Raising Zachary

I brought Zachary home when he was just 7 weeks and 6 days old. He looked and felt rather like a child’s novelty pyjama case. He was white and grey, very floppy, very soft and very fluffy. His black nose was like a large button, and his bright blue eyes could have easily been glass.Zachary 8 weeks

His breeder described him as a very clever and gentle Border Collie puppy. I don’t dispute the “very clever”, and he could be exceedingly gentle when it suited him, but I soon discovered that he was part kangaroo, and the other part, sabre-toothed tiger.

“Don’t let puppies jump” comes all the advice, in case it damages their joints. But how do you stop a kangaroo-tiger cross from bounding and leaping?  But it was the sabre-like teeth that were the most troublesome.

When it comes to puppies, I am no “newbie”, but I have mostly had German Shepherd pups in the past. Don’t get me wrong: German Shepherds can be chewers, and I have lost more than the occasional piece of clothing from an unsupervised laundry basket, but in my experience, Shepherds have always had the grace to wait until an item of clothing is off your body before shredding it.

Zachary’s speciality was shredding clothing while I was wearing it, and often shredding the flesh beneath. He is the first pup ever to have broken my skin. In those first two weeks he left me bruised and bloodied, with my clothes hanging off me like those of the Incredible Hulk.

There was no aggression, I hasten to add. His attacks were all driven by love.

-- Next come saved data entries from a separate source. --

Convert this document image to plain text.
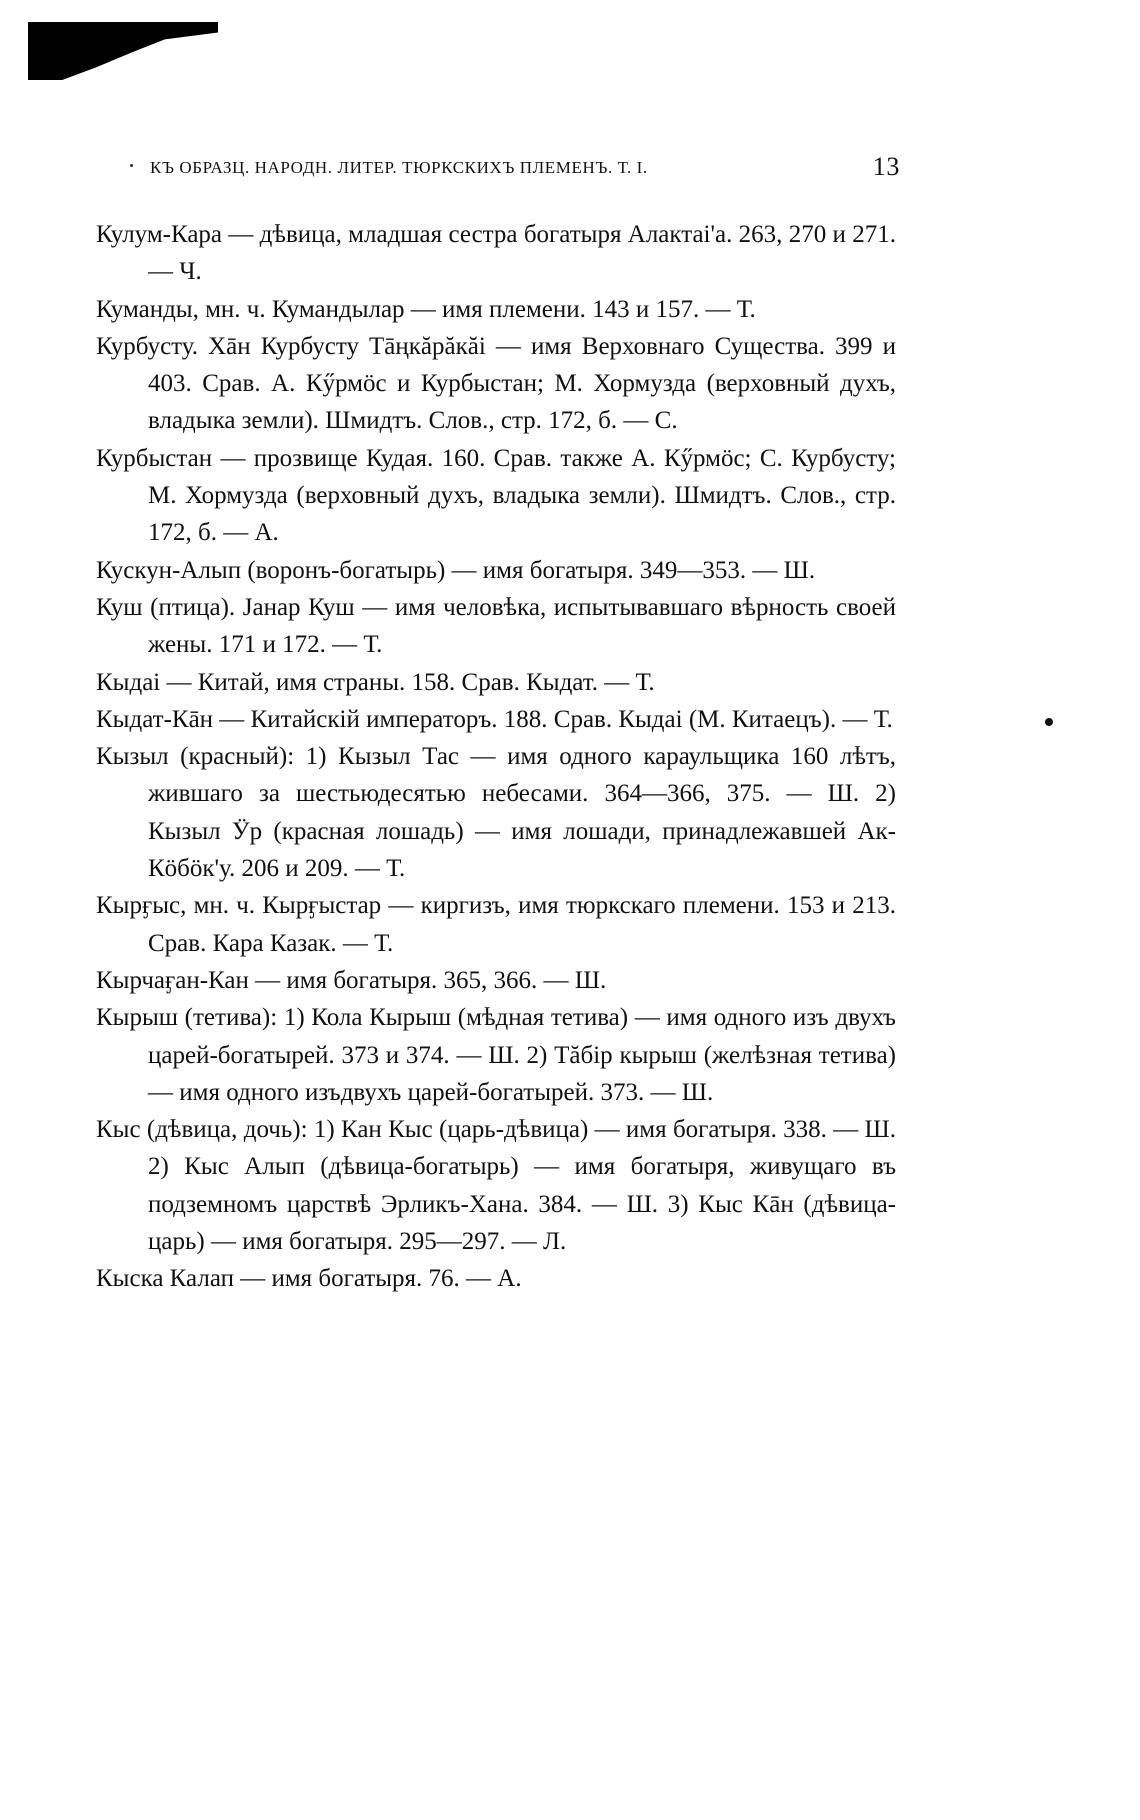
КЪ ОБРАЗЦ. НАРОДН. ЛИТЕР. ТЮРКСКИХЪ ПЛЕМЕНЪ. Т. I.	13

Кулум-Кара — дѣвица, младшая сестра богатыря Алактаі'а. 263, 270 и 271. — Ч.

Куманды, мн. ч. Кумандылар — имя племени. 143 и 157. — Т.

Курбусту. Хāн Курбусту Тāңкăрăкăі — имя Верховнаго Существа. 399 и 403. Срав. А. Кӳрмӧс и Курбыстан; М. Хормузда (верховный духъ, владыка земли). Шмидтъ. Слов., стр. 172, б. — С.

Курбыстан — прозвище Кудая. 160. Срав. также А. Кӳрмӧс; С. Курбусту; М. Хормузда (верховный духъ, владыка земли). Шмидтъ. Слов., стр. 172, б. — А.

Кускун-Алып (воронъ-богатырь) — имя богатыря. 349—353. — Ш.

Куш (птица). Јанар Куш — имя человѣка, испытывавшаго вѣрность своей жены. 171 и 172. — Т.

Кыдаі — Китай, имя страны. 158. Срав. Кыдат. — Т.

Кыдат-Кāн — Китайскій императоръ. 188. Срав. Кыдаі (М. Китаецъ). — Т.

Кызыл (красный): 1) Кызыл Тас — имя одного караульщика 160 лѣтъ, жившаго за шестьюдесятью небесами. 364—366, 375. — Ш. 2) Кызыл Ӱр (красная лошадь) — имя лошади, принадлежавшей Ак-Кӧбӧк'у. 206 и 209. — Т.

Кырӻыс, мн. ч. Кырӻыстар — киргизъ, имя тюркскаго племени. 153 и 213. Срав. Кара Казак. — Т.

Кырчаӻан-Кан — имя богатыря. 365, 366. — Ш.

Кырыш (тетива): 1) Кола Кырыш (мѣдная тетива) — имя одного изъ двухъ царей-богатырей. 373 и 374. — Ш. 2) Тăбір кырыш (желѣзная тетива) — имя одного изъдвухъ царей-богатырей. 373. — Ш.

Кыс (дѣвица, дочь): 1) Кан Кыс (царь-дѣвица) — имя богатыря. 338. — Ш. 2) Кыс Алып (дѣвица-богатырь) — имя богатыря, живущаго въ подземномъ царствѣ Эрликъ-Хана. 384. — Ш. 3) Кыс Кāн (дѣвица-царь) — имя богатыря. 295—297. — Л.

Кыска Калап — имя богатыря. 76. — А.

He would launch himself at me with unbounded joy, then sink his sabre-teeth into any skin or clothing he could grab and swing his body weight below. Gravity would do the rest. zachary bite

We are now seven weeks on and the tiger has mostly been tamed. He tries hard to remember his manners, bless him, although the kangaroo is still in evidence. But biting is now limited to chewing on my arm while I tickle his tummy. Our bite inhibition training is paying off.